The Vanishing Year

“I never lied to you!” I protest sharply. “I just wasn’t willing to be monitored.”


“Bullshit.” His voice is loud now and he stands up, his palms bracing against the table. “You have feelings for him, too? That lowlife barely reporter, who makes $30,000 a year and lives in a one-room apartment in the East Village? Where all the hippies and the druggies hang out?”

I gape up at him. I never told Henry where Cash lived.

“I know everything about him, Zoe. He’s involved in my life now. I need to know these things, do you think I’m haphazard? Do you think I can afford to just let people in? I will not let my life, my wife, be compromised in that way.” He’s practically yelling, even his hair has taken on an unusually disheveled appearance.

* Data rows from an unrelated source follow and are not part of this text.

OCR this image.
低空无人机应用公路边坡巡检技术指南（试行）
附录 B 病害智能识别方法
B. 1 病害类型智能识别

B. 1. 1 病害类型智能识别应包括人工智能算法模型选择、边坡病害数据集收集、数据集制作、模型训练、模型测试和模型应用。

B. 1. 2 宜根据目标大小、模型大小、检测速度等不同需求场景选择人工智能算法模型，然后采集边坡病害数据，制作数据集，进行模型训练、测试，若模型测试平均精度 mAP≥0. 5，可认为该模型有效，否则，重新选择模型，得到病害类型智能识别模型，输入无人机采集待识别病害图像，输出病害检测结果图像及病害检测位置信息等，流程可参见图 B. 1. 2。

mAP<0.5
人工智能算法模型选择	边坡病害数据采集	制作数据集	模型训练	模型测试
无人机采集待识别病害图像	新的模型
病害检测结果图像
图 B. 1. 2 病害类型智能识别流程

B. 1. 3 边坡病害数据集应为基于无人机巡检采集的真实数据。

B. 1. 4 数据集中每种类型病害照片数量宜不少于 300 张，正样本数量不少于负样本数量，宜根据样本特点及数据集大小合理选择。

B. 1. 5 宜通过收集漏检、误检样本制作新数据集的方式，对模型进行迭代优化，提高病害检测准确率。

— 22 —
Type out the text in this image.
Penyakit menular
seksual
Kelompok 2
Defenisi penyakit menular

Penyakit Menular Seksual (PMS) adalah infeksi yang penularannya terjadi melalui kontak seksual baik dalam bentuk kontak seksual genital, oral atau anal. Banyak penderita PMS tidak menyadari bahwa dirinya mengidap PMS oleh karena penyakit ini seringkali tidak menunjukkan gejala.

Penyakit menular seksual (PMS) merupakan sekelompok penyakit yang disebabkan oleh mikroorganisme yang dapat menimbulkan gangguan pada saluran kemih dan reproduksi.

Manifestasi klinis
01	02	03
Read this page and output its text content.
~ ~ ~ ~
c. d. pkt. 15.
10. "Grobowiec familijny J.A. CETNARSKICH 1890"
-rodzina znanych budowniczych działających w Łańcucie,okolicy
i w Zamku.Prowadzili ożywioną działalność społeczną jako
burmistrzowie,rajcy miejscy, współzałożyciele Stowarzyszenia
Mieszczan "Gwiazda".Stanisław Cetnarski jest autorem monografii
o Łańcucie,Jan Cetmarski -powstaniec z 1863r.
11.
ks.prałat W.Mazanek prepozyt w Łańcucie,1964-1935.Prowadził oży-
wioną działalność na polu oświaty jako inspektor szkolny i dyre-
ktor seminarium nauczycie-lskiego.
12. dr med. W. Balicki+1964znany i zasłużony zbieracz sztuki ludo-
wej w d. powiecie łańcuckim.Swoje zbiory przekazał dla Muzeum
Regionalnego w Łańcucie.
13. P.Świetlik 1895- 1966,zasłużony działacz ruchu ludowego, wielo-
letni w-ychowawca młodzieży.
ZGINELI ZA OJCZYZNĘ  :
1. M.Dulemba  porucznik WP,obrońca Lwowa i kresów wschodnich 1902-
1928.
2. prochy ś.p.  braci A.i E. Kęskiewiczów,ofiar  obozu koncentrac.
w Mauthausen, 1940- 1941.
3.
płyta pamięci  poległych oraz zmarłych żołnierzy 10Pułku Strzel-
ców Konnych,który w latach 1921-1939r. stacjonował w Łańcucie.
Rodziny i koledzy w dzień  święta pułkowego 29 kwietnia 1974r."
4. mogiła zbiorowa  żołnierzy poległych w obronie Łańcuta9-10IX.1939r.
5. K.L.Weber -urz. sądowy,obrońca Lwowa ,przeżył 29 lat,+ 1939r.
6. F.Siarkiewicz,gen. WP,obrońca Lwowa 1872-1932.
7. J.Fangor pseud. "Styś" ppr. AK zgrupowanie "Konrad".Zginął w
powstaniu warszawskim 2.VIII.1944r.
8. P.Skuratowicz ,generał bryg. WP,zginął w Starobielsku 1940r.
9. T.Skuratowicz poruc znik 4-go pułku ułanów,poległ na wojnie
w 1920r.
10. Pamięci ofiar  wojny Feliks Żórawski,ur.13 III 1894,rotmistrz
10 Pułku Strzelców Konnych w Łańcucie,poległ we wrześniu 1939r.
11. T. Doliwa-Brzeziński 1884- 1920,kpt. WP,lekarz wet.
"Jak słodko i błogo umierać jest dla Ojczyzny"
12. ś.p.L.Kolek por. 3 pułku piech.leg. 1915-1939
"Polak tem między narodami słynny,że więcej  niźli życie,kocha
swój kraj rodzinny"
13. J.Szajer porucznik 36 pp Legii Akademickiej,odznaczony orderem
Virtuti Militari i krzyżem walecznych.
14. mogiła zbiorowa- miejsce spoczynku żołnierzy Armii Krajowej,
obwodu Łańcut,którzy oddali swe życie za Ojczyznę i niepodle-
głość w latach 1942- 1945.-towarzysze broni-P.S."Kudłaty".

“Henry, are you insane?” I spit.

He leans close to me, his eyes flashing, small dots of white spittle have foamed the corners of his mouth. “Zoe, do not question me about this. I will know what you are doing. I will know who you are spending time with. I will know—”

My heart races. I’ve never seen Henry angry, not like this. Cold, calculating, yes. Not this wild rage. My hands shake and I mentally swing between wanting to fire back at him and calming him down. “Henry, I can’t live like this! Under your rules, your roof, your thumb, your—”

He’s so quick, I hear the glass shatter before I realize what he’s done. The smell of whiskey stings my nostrils and pierces the back of my throat. The wall behind me drips brown amber liquid.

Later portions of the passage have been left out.